The manufacturing process of the semiconductor device of this embodiment will be explained below with reference to C and C' in FIG. Note that since steps A, B, C to (H) in FIG. 2 described above are the same steps, their explanation will be omitted. In addition, the same reference numerals as in FIGS. 1 and 2 indicate the same items.

(C) _... After completing the process shown in _{FIG .}
is thermally decomposed at approximately 750°C to form a lower layer nitride film 7 of approximately 500 Å, and on top of this, SiH ₄ is thermally decomposed at approximately 400°C by, for example, atmospheric pressure CVD, and approximately
A SiO ₂ film with a thickness of 7000 Å is formed, and the SiO ₂ film on the reinforcing portion of the movable beam is removed by photoetching to form an ion implantation microphone 35. Boron is then ion-implanted using, for example, acceleration energy.
Inject 3×10 ¹⁶ pieces/cm ² at 100 KeV to form polysilicon spacers 33 in 19 unmasked polysilicon spacers.

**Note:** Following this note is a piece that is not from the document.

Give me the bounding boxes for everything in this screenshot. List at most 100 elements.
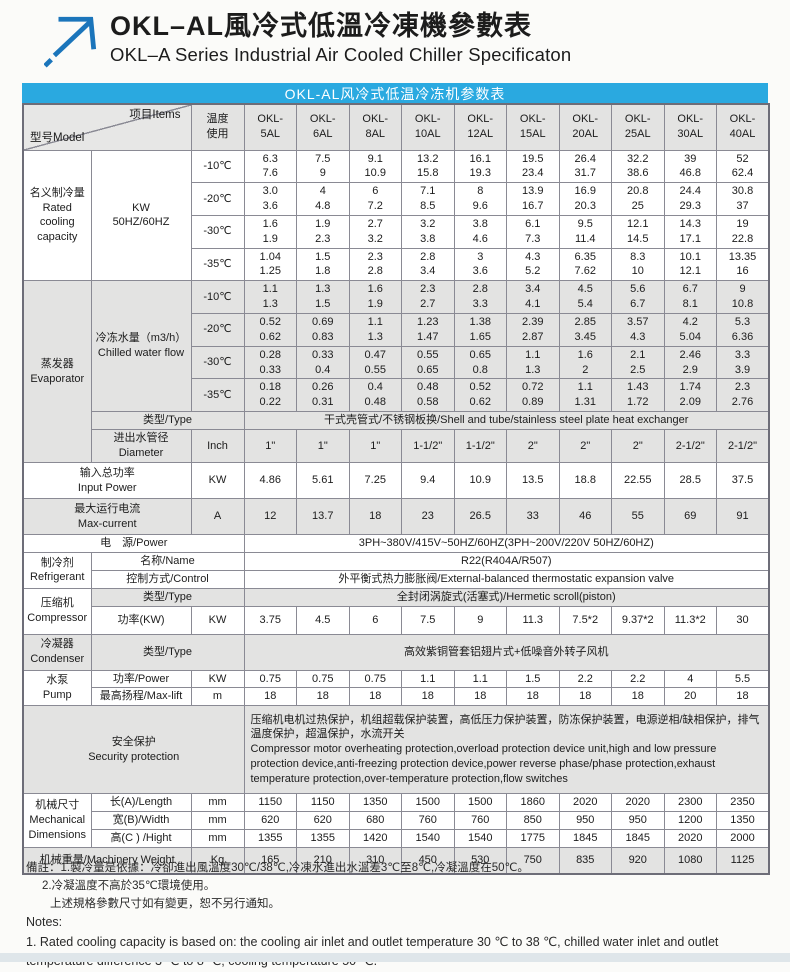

(C') ...Next, the ion implantation mask 35 is etched with dilute hydrofluoric acid, and the oxidation prevention film 21 that prevents the high concentration P ⁺ polysilicon spacer 33 and the polysilicon spacer 19 from being oxidized is formed by photo-etching. . After that, Figure 2D
After the steps ~H, the polysilicon spacer 19 is finally etched with a strong alkaline aqueous solution. At this time, the high concentration ^P5 polysilicon spacer 33 is doped with boron at a high concentration, so the etching rate for the strong alkaline aqueous solution is low. Since it is extremely small, it remains and a semiconductor device as shown in FIG. 3 is formed.

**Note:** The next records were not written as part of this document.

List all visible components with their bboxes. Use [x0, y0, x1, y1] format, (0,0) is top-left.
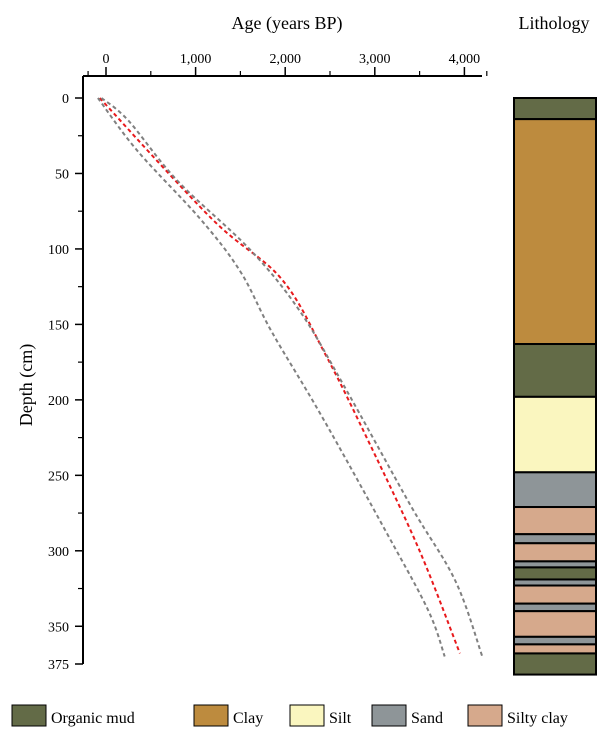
legend: Organic mud Clay Silt Sand Silty clay — [11, 704, 568, 727]
legend-swatch — [371, 704, 407, 727]
legend-label: Clay — [233, 710, 263, 727]
lithology-layer-organic-mud — [513, 343, 597, 398]
lithology-layer-sand — [513, 635, 597, 646]
series-line-median — [98, 97, 461, 654]
x-tick-label: 4,000 — [449, 52, 481, 67]
y-axis-title: Depth (cm) — [16, 344, 37, 426]
series-line-bound — [100, 97, 484, 657]
lithology-layer-silty-clay — [513, 542, 597, 563]
y-tick-label: 0 — [62, 92, 69, 107]
lithology-layer-sand — [513, 602, 597, 613]
legend-swatch — [11, 704, 47, 727]
y-tick-label: 50 — [55, 167, 69, 182]
lithology-column: Lithology — [513, 13, 597, 676]
legend-entry-clay: Clay — [193, 704, 263, 727]
x-tick-label: 1,000 — [180, 52, 212, 67]
legend-entry-silty-clay: Silty clay — [467, 704, 568, 727]
series-line-bound — [97, 97, 446, 657]
lithology-layer-silty-clay — [513, 584, 597, 605]
lithology-layer-silty-clay — [513, 506, 597, 536]
y-tick-label: 250 — [48, 469, 69, 484]
y-tick-label: 350 — [48, 620, 69, 635]
lithology-layer-organic-mud — [513, 566, 597, 581]
legend-label: Sand — [411, 710, 443, 727]
x-ticks: 0 1,000 2,000 3,000 4,000 — [87, 52, 488, 76]
legend-label: Silt — [329, 710, 352, 727]
lithology-title: Lithology — [519, 13, 590, 33]
y-ticks: 0 50 100 150 200 250 300 350 375 — [48, 92, 83, 673]
x-tick-label: 2,000 — [269, 52, 301, 67]
y-tick-label: 150 — [48, 318, 69, 333]
series-group — [97, 97, 484, 657]
lithology-layer-sand — [513, 533, 597, 545]
x-axis-title: Age (years BP) — [232, 13, 343, 34]
legend-entry-sand: Sand — [371, 704, 443, 727]
plot-axes: 0 1,000 2,000 3,000 4,000 0 50 100 150 200 250 300… — [16, 13, 488, 673]
lithology-layer-sand — [513, 471, 597, 509]
lithology-layer-organic-mud — [513, 652, 597, 676]
legend-swatch — [467, 704, 503, 727]
lithology-layer-silt — [513, 395, 597, 474]
lithology-layers — [513, 97, 597, 676]
y-tick-label: 100 — [48, 243, 69, 258]
legend-label: Organic mud — [51, 710, 135, 727]
x-tick-label: 3,000 — [359, 52, 391, 67]
legend-entry-organic-mud: Organic mud — [11, 704, 135, 727]
lithology-layer-silty-clay — [513, 610, 597, 638]
legend-entry-silt: Silt — [289, 704, 352, 727]
lithology-layer-clay — [513, 118, 597, 346]
x-tick-label: 0 — [103, 52, 110, 67]
legend-swatch — [193, 704, 229, 727]
lithology-layer-silty-clay — [513, 643, 597, 655]
y-tick-label: 200 — [48, 394, 69, 409]
y-tick-label: 300 — [48, 545, 69, 560]
legend-label: Silty clay — [507, 710, 568, 727]
legend-swatch — [289, 704, 325, 727]
lithology-layer-organic-mud — [513, 97, 597, 121]
y-tick-label: 375 — [48, 658, 69, 673]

Therefore, by reinforcing the support part of the movable beam and eliminating the rise of the movable beam, the strength against lateral forces is increased and problems such as the movable beam breaking during etching or washing are suppressed. As a result, it is possible to expect an improvement in yield in forming movable beams.

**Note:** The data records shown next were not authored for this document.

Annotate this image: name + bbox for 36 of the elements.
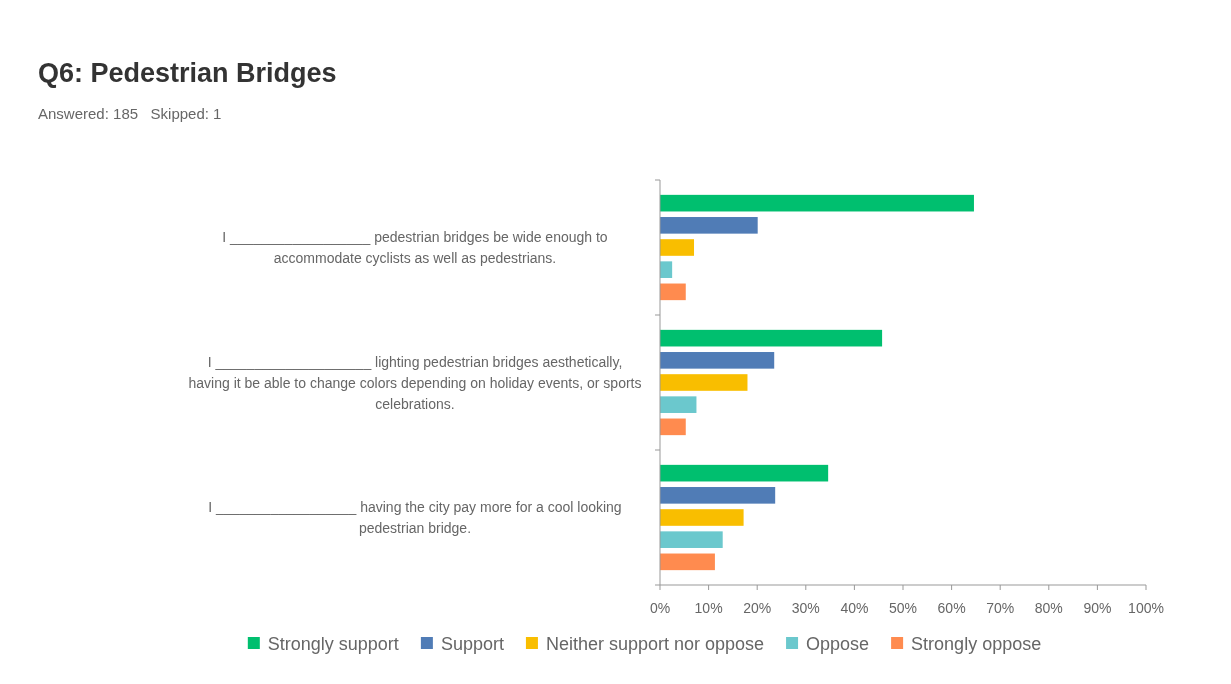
bar [660, 352, 775, 369]
bar [660, 283, 686, 301]
x-tick-label: 10% [694, 600, 723, 616]
text: Q6: Pedestrian Bridges [38, 58, 337, 88]
x-tick-label: 50% [888, 600, 918, 616]
y-tick-label: I __________________ pedestrian bridges be wide enough to accommodate cyclists as well as pedestrians. [222, 229, 608, 266]
legend-label: Support [440, 634, 504, 654]
x-tick-label: 100% [1128, 600, 1164, 616]
bar [660, 396, 697, 413]
bar [660, 239, 695, 256]
bar [660, 509, 744, 526]
bar [660, 553, 715, 571]
legend-label: Neither support nor oppose [545, 634, 765, 654]
legend-label: Strongly oppose [911, 634, 1042, 654]
x-tick-label: 80% [1034, 600, 1063, 616]
x-tick-label: 20% [743, 600, 772, 616]
x-tick-label: 90% [1083, 600, 1112, 616]
bar [660, 261, 673, 278]
legend-label: Strongly support [267, 634, 399, 654]
bar [660, 329, 883, 347]
x-tick-label: 70% [986, 600, 1015, 616]
x-tick-label: 60% [937, 600, 966, 616]
bar [660, 194, 974, 212]
y-tick-label: I ____________________ lighting pedestrian bridges aesthetically, having it be able to change colors depending on holiday events, or sports celebrations. [188, 353, 642, 412]
x-tick-label: 40% [840, 600, 869, 616]
text: Answered: 185 Skipped: 1 [38, 105, 222, 122]
bar [660, 487, 776, 504]
bar [660, 531, 723, 548]
bar [660, 464, 829, 482]
bar [660, 374, 748, 391]
bar [660, 418, 686, 436]
x-tick-label: 30% [791, 600, 820, 616]
y-tick-label: I __________________ having the city pay more for a cool looking pedestrian bridge. [208, 499, 622, 536]
bar [660, 217, 758, 234]
x-tick-label: 0% [649, 600, 671, 616]
legend-label: Oppose [806, 634, 870, 654]
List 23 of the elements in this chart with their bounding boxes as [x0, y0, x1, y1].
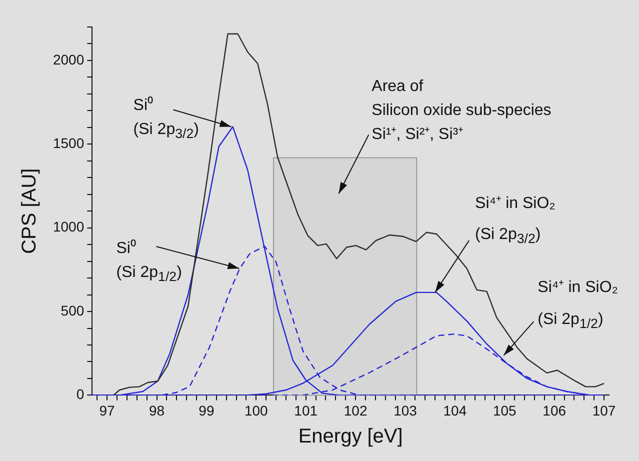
y-tick-label: 500: [60, 302, 84, 318]
x-tick-label: 102: [344, 402, 368, 418]
x-tick-label: 101: [294, 402, 318, 418]
x-tick-label: 97: [99, 402, 116, 418]
x-tick-label: 105: [492, 402, 517, 418]
x-axis-title: Energy [eV]: [298, 426, 403, 448]
y-axis-title: CPS [AU]: [18, 168, 41, 254]
x-tick-label: 106: [542, 402, 566, 418]
x-tick-label: 100: [244, 402, 268, 418]
annotation: Si⁰ (Si 2p$_{1/2}$): [116, 238, 182, 286]
x-tick-label: 99: [198, 402, 214, 418]
annotation: Si⁴⁺ in SiO₂ (Si 2p$_{3/2}$): [475, 194, 556, 249]
band-label: Area of Silicon oxide sub-species Si¹⁺, Si²⁺, Si³⁺: [372, 76, 552, 145]
x-tick-label: 107: [592, 402, 616, 418]
y-tick-label: 2000: [52, 51, 84, 68]
annotation: Si⁴⁺ in SiO₂ (Si 2p$_{1/2}$): [538, 278, 618, 333]
x-tick-label: 103: [394, 402, 418, 418]
y-tick-label: 1000: [52, 218, 84, 235]
x-tick-label: 104: [443, 402, 467, 418]
annotation: Si⁰ (Si 2p$_{3/2}$): [133, 95, 199, 143]
x-tick-label: 98: [148, 402, 165, 418]
y-tick-label: 0: [76, 386, 84, 402]
y-tick-label: 1500: [52, 135, 84, 152]
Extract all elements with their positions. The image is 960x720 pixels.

[Effects of the Invention] As explained above, according to the present invention, there is provided a movable beam having a vibrating portion having at least one end supported on a semiconductor substrate and integrally including an electrode substantially parallel to the substrate, and the semiconductor substrate. A semiconductor device having a beam structure having a fixed electrode formed on the top facing a vibrating part of a movable beam, and forming a capacitor between the electrode of the movable beam and the fixed electrode. By creating a triple structure of a polysilicon film formed to have alkali etch resistance and a member having alkali etch resistance formed above and below the polysilicon film, the upper layer thickness is slightly thicker than the lower layer thickness. A force is applied to the movable beam that causes it to warp upward. As a result, when forming a movable beam,
To provide a semiconductor device having a movable beam which is free from sticking to a substrate particularly in the process of washing and drying from the end of an etching process, can be expected to improve the yield in forming the movable beam, and has a suitable movable beam as a result. Can be done.

[Brief explanation of drawings]

1 is a sectional view of a semiconductor device showing one embodiment of the present invention, FIG. 2 is a manufacturing process diagram of the semiconductor device of FIG. 1, and FIG. 3 is a sectional view of a semiconductor device showing another embodiment of the invention. 4 are manufacturing process diagrams of the semiconductor device of FIG. 3. Explanation of the symbols representing the main parts of the figure: 1...Movable beam, 3...P ⁺ polysilicon film, 5, 7...Nitride film, 9...Substrate, 13...P ⁺ region.

Claims (1)

[Claims] 1. A movable beam having at least one end supported on a semiconductor substrate and having a vibrating part that integrally includes an electrode substantially parallel to the substrate, and a fixed electrode formed on the semiconductor substrate to face the vibrating part of the movable beam. In a semiconductor device, the movable beam has a polysilicon film formed to have alkali etch resistance, and an alkali etch resistant film in which the upper layer thickness is slightly thicker than the lower layer thickness above and below the polysilicon film. 1. A semiconductor device having a beam structure, characterized in that it has a triple structure with a member having a beam structure.